Prior art interface surfaces on substrates have been formed having a plurality of projecting spaced apart concentric annular bands. Tensile stress regions are formed on the upper surfaces of the bands, whereas compressive stress regions are formed on the valleys between such bands. Consequently, when a crack begins to grow it may grow along the entire annular upper surface of the annular band where it is exposed to compressive stresses, or may grow along the entire annular valley between the projections leading to the early failure of the cutting element. In other prior art cutting element substrate interfaces incorporating spaced apart projections 62, the projections have relative flat upper surfaces or non-planar upper surface due a plurality of shallow depressions as shown in FIG. 9. Applicants believe that such upper surfaces allow a crack to grow and gain momentum and thus become critical.

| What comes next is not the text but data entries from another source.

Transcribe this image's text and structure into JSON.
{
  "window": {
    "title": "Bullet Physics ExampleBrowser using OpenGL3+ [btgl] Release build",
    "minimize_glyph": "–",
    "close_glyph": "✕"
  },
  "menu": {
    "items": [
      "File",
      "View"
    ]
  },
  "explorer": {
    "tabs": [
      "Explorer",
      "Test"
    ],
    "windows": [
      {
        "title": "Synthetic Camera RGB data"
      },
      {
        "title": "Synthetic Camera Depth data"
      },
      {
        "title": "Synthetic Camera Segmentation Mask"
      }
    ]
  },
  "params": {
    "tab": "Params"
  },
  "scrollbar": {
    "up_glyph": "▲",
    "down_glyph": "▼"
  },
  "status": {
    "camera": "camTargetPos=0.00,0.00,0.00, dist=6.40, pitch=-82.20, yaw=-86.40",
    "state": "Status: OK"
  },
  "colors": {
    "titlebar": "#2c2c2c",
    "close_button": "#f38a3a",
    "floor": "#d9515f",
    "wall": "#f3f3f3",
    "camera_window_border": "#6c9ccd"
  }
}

Common problems that plague cutting elements are chipping, spalling, partial fracturing, cracking and/or exfoliation of the ultra hard material layer. Typically, these problems are caused by cracking on the interface between the ultra hard material layer and the substrate and by the propagation of the crack across the interface surface. These problems result in the early failure of the ultra hard material layer and thus, in a shorter operating life for the cutting element. Accordingly, there is a need for a cutting element having an ultra hard material layer with improved cracking, chipping, fracturing and exfoliating characteristics, and thereby having an enhanced operating life.